Performance Analysis

Ping-pong experiment: apply pairs of X_pi pulses (should return to |0⟩) and measure P_1. If the amplitude is too high by epsilon: each pulse over-rotates by epsilon×pi radians. After N/2 pairs: total over-rotation = N×epsilon×pi. P_1 = sin^2(N×epsilon×pi/2). Setting N = 21 and measuring P_1 = 0.1 means epsilon = arcsin(sqrt(0.1))/(21×pi/2) ≈ 0.97%. AllXY experiment: a comprehensive calibration sequence that tests all combinations of pi and pi/2 pulses about X and Y axes. The measured population should follow a specific pattern (alternating 0, 0.5, 1.0 values). Deviations from this pattern diagnose specific error types: amplitude error (pi-pulses not reaching |1⟩), frequency detuning (pi/2 pulses not landing on the equator), and DRAG error (difference between X and Y pulse fidelities). The AllXY experiment is the standard multi-parameter calibration check used by all major quantum computing groups.

Common Questions

Frequently Asked Questions

How often does amplitude calibration need to be repeated?

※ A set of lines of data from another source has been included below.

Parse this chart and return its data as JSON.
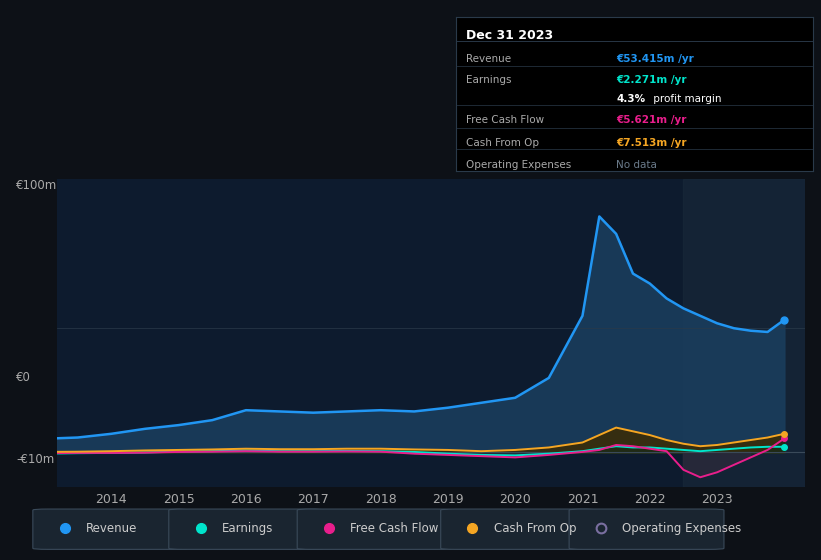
{
  "bg_color": "#0d1117",
  "plot_bg_color": "#0d1b2e",
  "years": [
    2013.0,
    2013.5,
    2014.0,
    2014.5,
    2015.0,
    2015.5,
    2016.0,
    2016.5,
    2017.0,
    2017.5,
    2018.0,
    2018.5,
    2019.0,
    2019.5,
    2020.0,
    2020.5,
    2021.0,
    2021.25,
    2021.5,
    2021.75,
    2022.0,
    2022.25,
    2022.5,
    2022.75,
    2023.0,
    2023.25,
    2023.5,
    2023.75,
    2024.0
  ],
  "revenue": [
    5.5,
    6.0,
    7.5,
    9.5,
    11.0,
    13.0,
    17.0,
    16.5,
    16.0,
    16.5,
    17.0,
    16.5,
    18.0,
    20.0,
    22.0,
    30.0,
    55.0,
    95.0,
    88.0,
    72.0,
    68.0,
    62.0,
    58.0,
    55.0,
    52.0,
    50.0,
    49.0,
    48.5,
    53.415
  ],
  "earnings": [
    -0.5,
    -0.3,
    -0.2,
    0.0,
    0.3,
    0.5,
    0.8,
    0.5,
    0.5,
    0.6,
    0.5,
    0.2,
    -0.5,
    -1.0,
    -1.2,
    -0.5,
    0.5,
    1.5,
    2.5,
    2.0,
    2.0,
    1.5,
    1.0,
    0.5,
    1.0,
    1.5,
    2.0,
    2.271,
    2.271
  ],
  "free_cash_flow": [
    -0.3,
    -0.2,
    -0.2,
    -0.1,
    0.2,
    0.3,
    0.5,
    0.3,
    0.3,
    0.4,
    0.3,
    -0.5,
    -1.0,
    -1.5,
    -2.0,
    -1.0,
    0.2,
    1.0,
    3.0,
    2.5,
    1.5,
    0.5,
    -7.0,
    -10.0,
    -8.0,
    -5.0,
    -2.0,
    1.0,
    5.621
  ],
  "cash_from_op": [
    0.2,
    0.3,
    0.5,
    0.8,
    1.0,
    1.2,
    1.5,
    1.3,
    1.3,
    1.5,
    1.5,
    1.2,
    1.0,
    0.5,
    1.0,
    2.0,
    4.0,
    7.0,
    10.0,
    8.5,
    7.0,
    5.0,
    3.5,
    2.5,
    3.0,
    4.0,
    5.0,
    6.0,
    7.513
  ],
  "revenue_color": "#2196f3",
  "revenue_fill_color": "#1a3d5c",
  "earnings_color": "#00e5cc",
  "earnings_fill_color": "#003a33",
  "free_cash_flow_color": "#e91e8c",
  "cash_from_op_color": "#f5a623",
  "cash_from_op_fill_color": "#3d2a00",
  "operating_exp_color": "#7a6fa0",
  "highlight_start": 2022.5,
  "highlight_end": 2024.3,
  "highlight_color": "#1a2a3a",
  "ylim_min": -14,
  "ylim_max": 110,
  "xlim_min": 2013.2,
  "xlim_max": 2024.3,
  "y_zero_line_color": "#3a4a5a",
  "y_label_100m": "€100m",
  "y_label_0": "€0",
  "y_label_neg10m": "-€10m",
  "xticks": [
    2014,
    2015,
    2016,
    2017,
    2018,
    2019,
    2020,
    2021,
    2022,
    2023
  ],
  "xtick_labels": [
    "2014",
    "2015",
    "2016",
    "2017",
    "2018",
    "2019",
    "2020",
    "2021",
    "2022",
    "2023"
  ],
  "info_box": {
    "title": "Dec 31 2023",
    "title_color": "#ffffff",
    "bg_color": "#000000",
    "border_color": "#2a3a4a",
    "rows": [
      {
        "label": "Revenue",
        "value": "€53.415m /yr",
        "value_color": "#2196f3",
        "is_margin": false
      },
      {
        "label": "Earnings",
        "value": "€2.271m /yr",
        "value_color": "#00e5cc",
        "is_margin": false
      },
      {
        "label": "",
        "value": "4.3% profit margin",
        "value_color": "#ffffff",
        "is_margin": true
      },
      {
        "label": "Free Cash Flow",
        "value": "€5.621m /yr",
        "value_color": "#e91e8c",
        "is_margin": false
      },
      {
        "label": "Cash From Op",
        "value": "€7.513m /yr",
        "value_color": "#f5a623",
        "is_margin": false
      },
      {
        "label": "Operating Expenses",
        "value": "No data",
        "value_color": "#6a7a8a",
        "is_margin": false
      }
    ],
    "label_color": "#aaaaaa"
  },
  "legend_items": [
    {
      "label": "Revenue",
      "color": "#2196f3",
      "filled": true
    },
    {
      "label": "Earnings",
      "color": "#00e5cc",
      "filled": true
    },
    {
      "label": "Free Cash Flow",
      "color": "#e91e8c",
      "filled": true
    },
    {
      "label": "Cash From Op",
      "color": "#f5a623",
      "filled": true
    },
    {
      "label": "Operating Expenses",
      "color": "#7a6fa0",
      "filled": false
    }
  ]
}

For production quantum computing systems: automated amplitude calibration runs every 8-24 hours, or whenever gate error rates (monitored by randomized benchmarking) exceed a threshold. Frequency calibration (Ramsey) runs more frequently, every 1-4 hours, because frequency drift is faster. The calibration overhead is typically 1-5 minutes per qubit per cycle. For 100-qubit systems, parallel calibration protocols run multiple qubits simultaneously, completing a full system recalibration in 10-30 minutes. Leading cloud quantum computing providers (IBM, Google, Amazon) run automated calibration continuously, with results published as "device properties" updated every few hours.

What amplitude accuracy is needed for 99.99% gate fidelity?

Gate infidelity from amplitude error scales as (pi × epsilon)^2 / 4, where epsilon is the fractional amplitude error. For 99.99% fidelity (infidelity = 10^-4): epsilon < sqrt(4 × 10^-4) / pi ≈ 0.64%. For 99.999% fidelity: epsilon < 0.2%. These accuracies are achievable with error amplification calibration. Note that 99.99% single-qubit gate fidelity is the current state-of-the-art (Google demonstrated 99.97% in 2023), with amplitude error being one of several contributions (decoherence, leakage, and frequency error are others).

Can I calibrate pi and pi/2 pulses independently?

You can, but it is better to calibrate the pi/2 pulse as exactly half the pi pulse amplitude. If you calibrate them independently, any discrepancy (pi/2 amplitude ≠ pi amplitude / 2) indicates nonlinearity in the signal chain (mixer compression, amplifier distortion, or DAC nonlinearity). These nonlinearities must be corrected at the source. The pi/2 pulse is used for Ramsey experiments, Hadamard gates, and initialization, so its accuracy is equally important. Some labs calibrate the pi pulse first (using Rabi oscillation), then verify the pi/2 pulse (using a pi/2 - delay - pi/2 Ramsey sequence, which should give full population oscillation with zero detuning).